An Kraus ist die glanzvolle Kulturepoche der ersten drei Jahrzehnte des 20. Jahrhunderts abzulesen. Kraus selbst war ein Sprachvirtuose. Fischer schreibt: »Die Sprache ist für Kraus eine so gewaltige Kraft, dass sie in der Lage ist, einerseits Beziehungen herzustellen, auf die man nur kommt, wenn man sich dieser Kraft der Sprache überlässt, andererseits ist sie fähig, scheinbar Abgebrauchtes, Entehrtes wieder frisch wie am ersten Tag, eben am Ursprung, zu regenerieren.«

Die Lektüre von Kraus' Texten zeigt aber auch, wie sehr man es damals noch verstand, sich auf hohem Niveau zu beschimpfen, politisch unkorrekt, manchmal recht bissig und derbe, und Gesellschaftskritik übte, die experimentierfreudig, bitterböse und tiefschürfend war.

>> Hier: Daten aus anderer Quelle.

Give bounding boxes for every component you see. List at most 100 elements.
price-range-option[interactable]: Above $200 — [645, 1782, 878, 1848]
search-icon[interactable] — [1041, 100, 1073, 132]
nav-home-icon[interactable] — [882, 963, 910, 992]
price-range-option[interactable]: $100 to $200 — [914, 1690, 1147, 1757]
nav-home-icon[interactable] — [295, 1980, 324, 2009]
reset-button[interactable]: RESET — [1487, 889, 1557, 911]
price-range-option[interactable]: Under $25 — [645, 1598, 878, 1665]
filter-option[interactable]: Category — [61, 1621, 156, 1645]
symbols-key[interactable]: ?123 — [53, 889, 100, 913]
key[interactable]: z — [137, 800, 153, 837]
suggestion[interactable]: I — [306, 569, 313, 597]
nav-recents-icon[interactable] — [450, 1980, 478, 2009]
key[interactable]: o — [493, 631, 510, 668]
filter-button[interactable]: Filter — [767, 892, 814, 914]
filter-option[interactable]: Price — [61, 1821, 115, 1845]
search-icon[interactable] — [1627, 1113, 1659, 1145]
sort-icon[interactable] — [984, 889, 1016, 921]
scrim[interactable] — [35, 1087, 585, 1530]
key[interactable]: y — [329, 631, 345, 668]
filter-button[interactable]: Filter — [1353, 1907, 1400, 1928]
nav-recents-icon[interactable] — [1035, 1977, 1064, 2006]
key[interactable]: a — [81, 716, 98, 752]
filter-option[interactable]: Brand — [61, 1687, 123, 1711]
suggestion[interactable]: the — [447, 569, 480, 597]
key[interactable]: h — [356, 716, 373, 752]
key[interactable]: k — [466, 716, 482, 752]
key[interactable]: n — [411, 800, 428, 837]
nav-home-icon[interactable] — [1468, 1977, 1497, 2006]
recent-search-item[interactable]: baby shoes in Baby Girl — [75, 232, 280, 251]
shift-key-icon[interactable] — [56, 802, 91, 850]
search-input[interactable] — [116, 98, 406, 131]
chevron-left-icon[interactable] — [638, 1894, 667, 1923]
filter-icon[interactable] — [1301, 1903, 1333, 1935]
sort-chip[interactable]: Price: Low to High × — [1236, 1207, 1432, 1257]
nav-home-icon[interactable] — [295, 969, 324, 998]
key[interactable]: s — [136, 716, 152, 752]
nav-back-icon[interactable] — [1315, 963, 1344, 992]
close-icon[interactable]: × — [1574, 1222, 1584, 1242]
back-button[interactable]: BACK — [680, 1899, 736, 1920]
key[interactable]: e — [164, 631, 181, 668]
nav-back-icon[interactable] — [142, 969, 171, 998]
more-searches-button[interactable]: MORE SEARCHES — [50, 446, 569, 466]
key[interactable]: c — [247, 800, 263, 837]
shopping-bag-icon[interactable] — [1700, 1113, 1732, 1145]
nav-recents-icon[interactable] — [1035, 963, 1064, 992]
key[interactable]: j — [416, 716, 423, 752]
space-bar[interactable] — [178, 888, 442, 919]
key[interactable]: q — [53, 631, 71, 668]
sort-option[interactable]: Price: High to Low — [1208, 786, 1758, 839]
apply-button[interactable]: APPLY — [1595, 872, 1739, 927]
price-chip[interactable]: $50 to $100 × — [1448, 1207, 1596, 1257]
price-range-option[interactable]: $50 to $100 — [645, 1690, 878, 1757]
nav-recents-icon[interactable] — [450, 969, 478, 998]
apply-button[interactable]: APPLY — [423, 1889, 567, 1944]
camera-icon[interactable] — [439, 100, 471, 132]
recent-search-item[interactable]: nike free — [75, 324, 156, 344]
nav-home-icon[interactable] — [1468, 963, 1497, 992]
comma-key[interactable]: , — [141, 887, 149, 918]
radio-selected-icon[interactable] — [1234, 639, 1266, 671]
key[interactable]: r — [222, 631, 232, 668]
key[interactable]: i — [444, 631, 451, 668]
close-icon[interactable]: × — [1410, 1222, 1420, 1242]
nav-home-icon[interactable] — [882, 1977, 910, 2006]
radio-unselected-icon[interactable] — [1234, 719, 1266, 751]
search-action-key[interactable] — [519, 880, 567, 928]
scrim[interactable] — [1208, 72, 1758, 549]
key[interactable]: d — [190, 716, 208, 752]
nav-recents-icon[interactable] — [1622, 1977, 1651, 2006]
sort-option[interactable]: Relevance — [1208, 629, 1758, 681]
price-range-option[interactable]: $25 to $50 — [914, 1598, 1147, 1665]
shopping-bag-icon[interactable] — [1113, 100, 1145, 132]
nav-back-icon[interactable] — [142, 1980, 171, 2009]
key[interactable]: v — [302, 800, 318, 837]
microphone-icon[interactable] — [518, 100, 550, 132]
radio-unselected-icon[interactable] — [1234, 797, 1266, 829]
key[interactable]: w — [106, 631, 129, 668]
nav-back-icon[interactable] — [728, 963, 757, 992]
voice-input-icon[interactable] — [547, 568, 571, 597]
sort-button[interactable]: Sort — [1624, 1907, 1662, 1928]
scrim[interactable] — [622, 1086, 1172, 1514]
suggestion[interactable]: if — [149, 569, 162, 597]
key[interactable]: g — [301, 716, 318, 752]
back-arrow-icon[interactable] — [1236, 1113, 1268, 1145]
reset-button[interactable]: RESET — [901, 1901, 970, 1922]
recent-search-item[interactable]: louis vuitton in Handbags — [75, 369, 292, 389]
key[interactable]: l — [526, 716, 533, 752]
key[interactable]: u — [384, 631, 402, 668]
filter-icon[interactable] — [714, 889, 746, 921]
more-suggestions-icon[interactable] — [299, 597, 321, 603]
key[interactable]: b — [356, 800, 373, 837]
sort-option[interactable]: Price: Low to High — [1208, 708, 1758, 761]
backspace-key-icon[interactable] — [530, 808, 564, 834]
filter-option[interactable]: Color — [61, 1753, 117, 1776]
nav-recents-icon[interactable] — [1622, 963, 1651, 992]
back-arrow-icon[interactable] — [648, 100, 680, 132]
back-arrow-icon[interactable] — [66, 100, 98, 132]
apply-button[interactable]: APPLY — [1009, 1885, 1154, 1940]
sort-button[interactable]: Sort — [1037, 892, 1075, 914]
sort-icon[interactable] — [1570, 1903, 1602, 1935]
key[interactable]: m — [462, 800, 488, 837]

Mit einer solchen Kritik kann ich nicht dienen: Fischer hat Kraus' Lebenszeit in seiner monumentalen und neue Maßstäbe setzenden Biografie schlichtweg grandios eingefangen. Dafür gebührt ihm vorzügliche Hochachtung, großer Dank und Respekt. Wäre das Buch ein Theaterstück, so risse es das Publikum aus seinen Sitzen und würde von tosendem Applaus getragen.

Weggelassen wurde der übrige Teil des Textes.